Far from public attention and media spectacle, the quiet commander in the shadows spent the decades after the Sacred Defense within the General Staff of the Armed Forces and the Khatam al-Anbiya Central Headquarters, studying and developing Iran’s future defense strategies. His academic writings in military journals remained intensely focused on this issue. Even within the university environment, the experienced Iranian commander approached scholarship with a deeply problem-oriented mindset.

A glance at some of the titles of the works he contributed to reveals the direction of his thinking:
“The Role of Natural Geopolitical Factors in Formulating the Defensive Strategy of the Islamic Republic of Iran Against American Military Threats Originating from Iraqi Territory,”
“A Theoretical Model for Designing Defense Strategy Based on Geopolitical Factors,”
“Theoretical Explanation of the Impact of Geographic and Geopolitical Factors of Coastal Oceanic Regions on National Security,” “Formulating Comprehensive Defense Strategies for Future Warfare,”
“Characteristics and Components of Intelligent Command and Control on the Battlefield,”
“Political Doctrine and Diplomacy in the Three Recent Wars of Southwest Asia and the Transformation of Military Victories into Political Gains,”
and “Analyzing the Dominant Patterns of Future Warfare and Comparing Them with the Eight-Year War and Recent Conflicts.”

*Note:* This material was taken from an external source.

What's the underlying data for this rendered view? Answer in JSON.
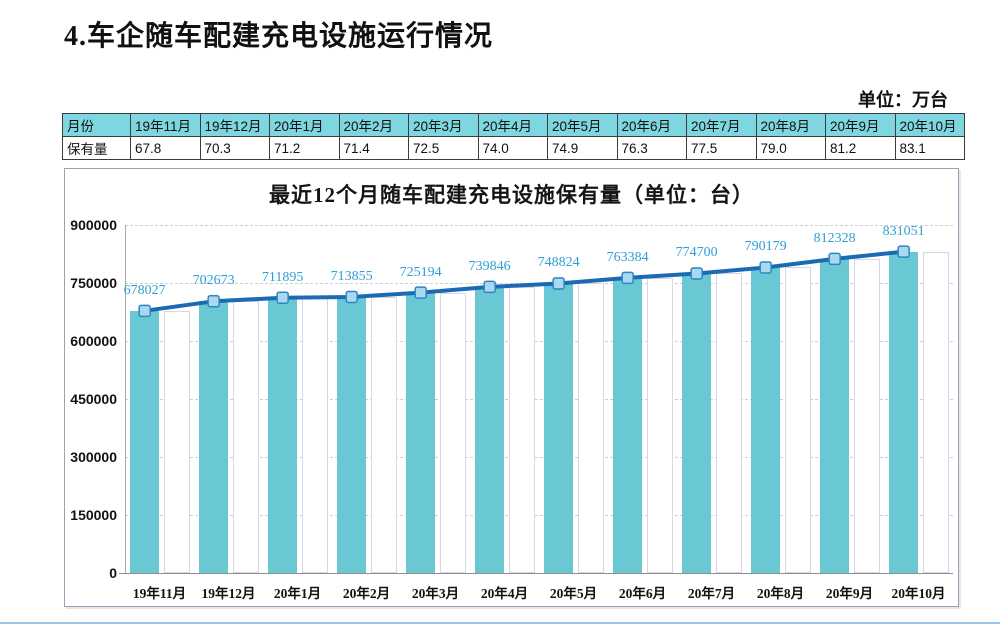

The war-tested commander — a graduate of Tarbiat Modares University and professor at the National Defense University — had reached a central conclusion: in any future war against the United States, Iran must transform its geography and geopolitics into weapons capable of compensating for the technological superiority of the American military.

What unfolded during the recent war along the southern front in the Persian Gulf against American forces reflected portions of his defensive theories finally being implemented in practice. The Iranian commander in the shadows was among the earliest architects of the concepts of non-peer defense and active deterrence in Iran. He believed that preserving security required the simultaneous strengthening of military, cyber, intelligence, and psychological capabilities. Many of the country’s military exercises, air defense systems, and highly sensitive operational plans were designed and executed under his supervision.

Rashid, the 33-year-old from Dezful — whose father, out of devotion to Imam Ali (pbuh), had named all his sons “Ali” — served as Deputy for Operations of the IRGC Joint Staff from 1986 to 1989. He was later transferred to the General Staff of the Armed Forces, where he headed the Intelligence and Operations Division for a decade until 1999. From 1999 to 2016, he served for seventeen years as Deputy Chief of the General Staff of the Armed Forces, and from 2016 until his martyrdom he commanded the Khatam al-Anbiya Central Headquarters — the wartime command center responsible for directing the operational activities of Iran’s armed forces during national crises.

The young commander who, in December 1981, had announced the operation code to his forces with the words:
“In the name of God, the Compassionate, the Merciful. I, Rashid, by the order of the Commander-in-Chief of the IRGC, announce the operation code to all operational units: From Rashid to all units — Ya Hussain (pbuh).”
thus initiating Operation Tariq al-Quds, was martyred forty-four years later, in the dawn hours of June 13, 2025, on the path to Quds and at the hands of the occupiers of Quds, ascending to the highest heavens.